France, the euro area bond yields soaring
debt crisis could spread to the core countries
At the latest auction of the Spanish and French bond yields soared, European stock markets fell across the board.
as of 22:18, the European Stoxx 600 index fell 0.92% (2.17 points) reported 234.87 points, Germany’s DAX index fell 0.84 percent (49.50 points) reported 5863.86 points, the French CAC down 0.89% ( 27.20 points) reported 3037.7 points, the UK FTSE 100 index fell 1.61% (88.47 points) reported 5420.55 points.
the same time, U.S. stock index futures fell before the plate, indicating that stocks opened down there the second consecutive day as investors worried about rising borrowing costs will further deepen the debt crisis.
newspaper roundup on November 17 evening news, the Spanish Ministry of Finance sold 35.6 billion euros ($ 4.8 billion) of the 10-year bonds, the average yield of nearly 7%, the highest since the euro District has set the highest level since, mainly due to market demand for government bonds decline.
the Spanish Ministry of Finance said the ministry Thursday to 6.975% of the average rate of return on sale of the scheduled January 2022 expiration of the 10-year government bonds, higher than similar bonds on the secondary market, 6.69% also much higher than the 10-year bonds sold last month, when 5.433%. Spain’s Ministry of Finance for the development of the national debt exchange offering the highest goal of 40 billion euros ($ 5.4 billion).

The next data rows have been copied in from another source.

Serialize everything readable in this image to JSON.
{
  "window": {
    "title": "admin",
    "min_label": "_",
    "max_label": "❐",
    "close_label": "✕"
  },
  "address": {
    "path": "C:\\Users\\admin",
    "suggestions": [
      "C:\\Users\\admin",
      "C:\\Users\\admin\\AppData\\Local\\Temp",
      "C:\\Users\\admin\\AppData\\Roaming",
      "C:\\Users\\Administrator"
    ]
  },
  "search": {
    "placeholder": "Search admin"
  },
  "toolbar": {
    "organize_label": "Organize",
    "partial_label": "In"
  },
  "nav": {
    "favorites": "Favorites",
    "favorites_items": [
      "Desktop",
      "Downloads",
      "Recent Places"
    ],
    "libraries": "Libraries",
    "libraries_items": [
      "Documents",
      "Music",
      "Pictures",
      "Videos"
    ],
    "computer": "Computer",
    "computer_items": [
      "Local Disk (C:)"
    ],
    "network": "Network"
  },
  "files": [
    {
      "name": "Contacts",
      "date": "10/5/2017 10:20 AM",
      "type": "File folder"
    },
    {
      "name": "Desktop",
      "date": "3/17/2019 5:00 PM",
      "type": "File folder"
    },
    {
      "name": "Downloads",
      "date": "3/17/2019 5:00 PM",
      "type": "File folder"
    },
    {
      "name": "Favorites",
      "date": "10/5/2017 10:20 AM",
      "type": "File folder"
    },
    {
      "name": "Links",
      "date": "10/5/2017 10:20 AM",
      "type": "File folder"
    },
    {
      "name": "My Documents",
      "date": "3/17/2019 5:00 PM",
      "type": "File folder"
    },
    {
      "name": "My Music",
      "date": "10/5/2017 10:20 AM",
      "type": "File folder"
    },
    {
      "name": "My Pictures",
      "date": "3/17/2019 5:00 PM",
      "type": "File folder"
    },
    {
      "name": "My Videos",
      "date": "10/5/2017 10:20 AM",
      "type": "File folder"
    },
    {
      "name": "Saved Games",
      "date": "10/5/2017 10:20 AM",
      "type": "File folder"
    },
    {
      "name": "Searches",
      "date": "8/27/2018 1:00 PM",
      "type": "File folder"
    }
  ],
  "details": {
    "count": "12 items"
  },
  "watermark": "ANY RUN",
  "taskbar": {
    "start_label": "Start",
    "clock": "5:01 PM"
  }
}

Bank of America Merrill Lynch in London, chief Europe economist Lawrence – Boone, said in a telephone interview: “Although it seems yields can still be maintained at sustainable levels, but Spain is no doubt facing the tension is growing, this is not necessarily because Spain itself, and more is due to the lack of an EU-wide solution for all. “
euro zone government bonds have all been sold
the bond sale transaction is completed, Spain has 10 year benchmark bond yield rose 6.69% from the previous to 6.708%, with comparable German yield spread between government bonds is 495 basis points higher than yesterday’s 460 basis points.

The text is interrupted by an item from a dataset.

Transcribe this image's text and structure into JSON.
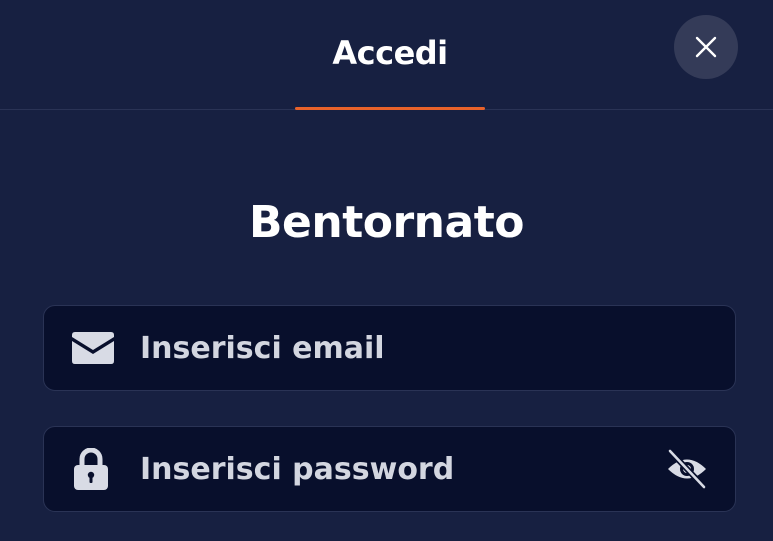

standard bond sale in Spain, France also auctioned $ 9.4 billion debt, rising interest rates. September 25, 2013 expiration of the 2-year Treasury rate from 1.31% in October rose to 1.85%, 5-year Treasury rate rose to 2.31% from last month’s 2.82%.
France Thursday, 10-year Treasury yields expanded 8 basis points to 3.79%, and German bond yields spreads over the same period exceeded 200 basis points, for the first time since the creation of the euro area.
Recently, in addition to German government bonds outside the euro area are almost all sold off, from the Netherlands to Finland and Austria, countries in the euro area bond yields are rising, suggesting that European Union officials have difficult to convince investors that they ability to prevent the sovereign debt crisis began in Greece and to ensure that the euro zone will continue to survive.
fears that the crisis will spread to the euro area core countries of France, while the ECB will have to buy more government debt in Europe. (Kim Ji)
global financial 20 people unemployment
Yesterday, ratings agency Fitch said in a statement, if the eurozone debt crisis spread, the U.S. banking industry will be a huge hit. Among them, including the newly named Global 29 systemically important banks Bank of America, Citigroup Bank, JP Morgan Chase and so will be subject to different levels of asset write-down risks, related write-downs assets may reach $ 50 billion.
Recently, Citigroup and Bank of America Bank of Paris, France came layoffs have affected more than 4400 people. By spreading the debt crisis and the European countries to tighten the regulation of this year, the country gold tide cuts off financial institutions, the year the world’s financial services sector is expected to nearly 20 million people unemployed, more than 174,000 in 2009 hit record.